Chatterjee has participated in the Johns Hopkins Individualized Health Initiative (Hopkins inHealth), which aims to improve individual and population health outcomes through innovative collaborations among experts in biomedical and data science. Chatterjee's contributions to the initiative involved research on using genetic markers for risk prediction models as well as their applications to personalized medicine and public health interventions.
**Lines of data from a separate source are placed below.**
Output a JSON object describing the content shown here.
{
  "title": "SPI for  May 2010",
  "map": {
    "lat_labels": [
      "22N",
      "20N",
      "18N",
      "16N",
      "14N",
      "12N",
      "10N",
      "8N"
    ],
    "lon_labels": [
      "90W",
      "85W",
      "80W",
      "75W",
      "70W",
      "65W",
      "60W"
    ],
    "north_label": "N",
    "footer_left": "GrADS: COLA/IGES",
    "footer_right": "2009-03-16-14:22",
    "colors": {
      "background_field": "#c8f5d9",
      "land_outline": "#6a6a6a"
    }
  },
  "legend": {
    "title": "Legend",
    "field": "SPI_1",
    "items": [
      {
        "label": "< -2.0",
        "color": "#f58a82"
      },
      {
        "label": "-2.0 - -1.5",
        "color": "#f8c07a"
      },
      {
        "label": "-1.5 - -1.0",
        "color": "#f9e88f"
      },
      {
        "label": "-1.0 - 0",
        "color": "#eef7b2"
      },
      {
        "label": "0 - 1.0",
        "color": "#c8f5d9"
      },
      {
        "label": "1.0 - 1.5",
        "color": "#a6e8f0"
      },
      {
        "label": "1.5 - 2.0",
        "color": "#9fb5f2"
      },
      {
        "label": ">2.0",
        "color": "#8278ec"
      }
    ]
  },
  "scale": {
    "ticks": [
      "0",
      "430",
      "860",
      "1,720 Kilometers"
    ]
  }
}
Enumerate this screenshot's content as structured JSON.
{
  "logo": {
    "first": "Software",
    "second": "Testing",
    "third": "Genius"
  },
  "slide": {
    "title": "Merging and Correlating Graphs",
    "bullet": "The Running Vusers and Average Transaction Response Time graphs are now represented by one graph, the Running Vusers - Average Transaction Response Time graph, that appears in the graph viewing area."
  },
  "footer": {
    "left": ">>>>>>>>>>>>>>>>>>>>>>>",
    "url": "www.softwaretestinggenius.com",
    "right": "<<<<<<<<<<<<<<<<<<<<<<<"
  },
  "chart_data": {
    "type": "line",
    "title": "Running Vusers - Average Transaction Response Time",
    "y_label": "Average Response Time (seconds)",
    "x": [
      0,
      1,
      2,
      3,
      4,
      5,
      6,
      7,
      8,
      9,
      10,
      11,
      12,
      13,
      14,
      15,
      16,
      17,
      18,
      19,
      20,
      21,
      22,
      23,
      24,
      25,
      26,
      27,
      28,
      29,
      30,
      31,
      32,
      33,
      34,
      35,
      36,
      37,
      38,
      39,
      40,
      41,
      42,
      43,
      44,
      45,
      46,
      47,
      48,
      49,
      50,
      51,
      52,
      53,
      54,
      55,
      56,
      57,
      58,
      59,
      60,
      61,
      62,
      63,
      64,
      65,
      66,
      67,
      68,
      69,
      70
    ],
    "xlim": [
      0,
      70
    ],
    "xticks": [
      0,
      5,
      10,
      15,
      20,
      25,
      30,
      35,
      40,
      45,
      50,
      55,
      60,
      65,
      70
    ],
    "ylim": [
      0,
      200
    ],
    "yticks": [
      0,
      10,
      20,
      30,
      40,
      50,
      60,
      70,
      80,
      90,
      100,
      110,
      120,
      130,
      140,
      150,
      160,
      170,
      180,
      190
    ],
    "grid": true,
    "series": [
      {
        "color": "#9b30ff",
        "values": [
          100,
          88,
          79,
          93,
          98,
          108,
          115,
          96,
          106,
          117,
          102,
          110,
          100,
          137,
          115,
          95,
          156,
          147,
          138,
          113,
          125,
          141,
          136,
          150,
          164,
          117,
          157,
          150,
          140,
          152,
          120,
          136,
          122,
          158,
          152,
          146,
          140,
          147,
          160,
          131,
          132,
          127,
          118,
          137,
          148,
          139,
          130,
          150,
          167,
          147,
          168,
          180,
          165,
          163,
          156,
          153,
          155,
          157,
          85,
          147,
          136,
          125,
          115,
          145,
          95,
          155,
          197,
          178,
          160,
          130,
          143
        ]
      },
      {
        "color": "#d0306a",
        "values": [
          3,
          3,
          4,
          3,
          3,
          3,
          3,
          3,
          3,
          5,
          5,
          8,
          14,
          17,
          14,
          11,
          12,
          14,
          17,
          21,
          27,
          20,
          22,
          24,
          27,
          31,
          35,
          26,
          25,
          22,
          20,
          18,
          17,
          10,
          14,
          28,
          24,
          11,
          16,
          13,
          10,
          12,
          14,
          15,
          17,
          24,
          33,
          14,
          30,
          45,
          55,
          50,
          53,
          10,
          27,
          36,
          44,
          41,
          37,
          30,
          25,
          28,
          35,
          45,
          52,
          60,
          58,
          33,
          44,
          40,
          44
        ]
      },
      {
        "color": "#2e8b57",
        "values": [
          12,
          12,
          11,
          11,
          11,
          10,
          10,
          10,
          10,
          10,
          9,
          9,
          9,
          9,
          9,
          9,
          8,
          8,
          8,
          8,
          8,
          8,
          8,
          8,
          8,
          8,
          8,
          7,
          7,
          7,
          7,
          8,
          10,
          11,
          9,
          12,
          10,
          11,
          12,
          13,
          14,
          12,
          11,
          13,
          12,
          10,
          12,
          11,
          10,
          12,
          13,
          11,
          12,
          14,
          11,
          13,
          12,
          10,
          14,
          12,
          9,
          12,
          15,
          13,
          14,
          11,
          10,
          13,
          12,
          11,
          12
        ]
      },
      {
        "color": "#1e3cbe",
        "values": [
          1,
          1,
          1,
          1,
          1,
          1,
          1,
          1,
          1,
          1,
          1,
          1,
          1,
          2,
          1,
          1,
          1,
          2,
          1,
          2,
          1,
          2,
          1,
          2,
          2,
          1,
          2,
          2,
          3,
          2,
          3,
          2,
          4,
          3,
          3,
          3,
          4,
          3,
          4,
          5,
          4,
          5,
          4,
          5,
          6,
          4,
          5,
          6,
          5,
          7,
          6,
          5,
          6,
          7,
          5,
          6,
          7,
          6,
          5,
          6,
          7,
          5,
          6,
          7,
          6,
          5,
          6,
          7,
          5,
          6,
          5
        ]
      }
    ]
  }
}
Through his quantitative studies of gene-environment and gene-gene interactions, Chatterjee has also made fundamental contributions to theoretical and methodological approaches in epidemiology and biostatistics. Using statistics from genome-wide association studies to appraise the number of DNA variations that contribute to different physical traits and diseases, Chatterjee and colleagues developed a method for estimating the number of individual samples needed in order to identify genetic bases of traits, such as height or body mass index (BMI), or diseases, such as diabetes or bipolar disorder. This method can be used for designing genetic studies and understanding genetic risk prediction.

==Awards==
- Fellow of the American Statistical Association (2008)
- Mortimer Spiegelman Award (2010)
- George W. Snedecor Award (2011)
- COPSS Presidents' Award (2011)
- Gertrude Cox Award (2011)
- Elected Member of the American Epidemiologic Society (2012)

== Publications ==
Chatterjee has more than 40,000 citations in Google Scholar and an h-index of 98.

- Pubmed citations
- Google Scholar citations

Highly Cited Articles (more than 1000 citations)

- 2010 with EK Speliotes, CJ Willer, SI Berndt, KL Monda, G Thorleifsson, AU Jackson, et al, Association analyses of 249,796 individuals reveal 18 new loci associated with body mass index, in: Nature Genetics. Vol. 42, nº 11; 937-948.
- 2010 with HL Allen, K Estrada, G Lettre, SI Bernd, MN Weedon, F Rivadeneira, et al, Hundreds of variants clustered in genomic loci and biological pathways affect human height, in: Nature. Vol. 467, nº 7317; 832-838.
- 2007 with DJ Hunter, P Kraft, KB Jacobs, DG Cox, M Yeager, SE Hankinson, A genome-wide association study identifies alleles in FGFR2 associated with risk of sporadic postmenopausal breast cancer, in: Nature Genetics. Vol. 39, nº 7; 870-874.
- 2007 with M Yeager, N Orr, RB Hayes, KB Jacobs, P Kraft, S Wacholder, et al, Genome-wide association study of prostate cancer identifies a second risk locus at 8q24, in: Nature Genetics. Vol. 39, nº 5; 645-649.
- 2008 with G Thomas, KB Jacobs, M Yeager, P Kraft, S Wacholder, N Orr, K Yu, et al, Multiple loci identified in a genome-wide association study of prostate cancer, in: Nature Genetics. Vol. 40, nº 3; 310-315.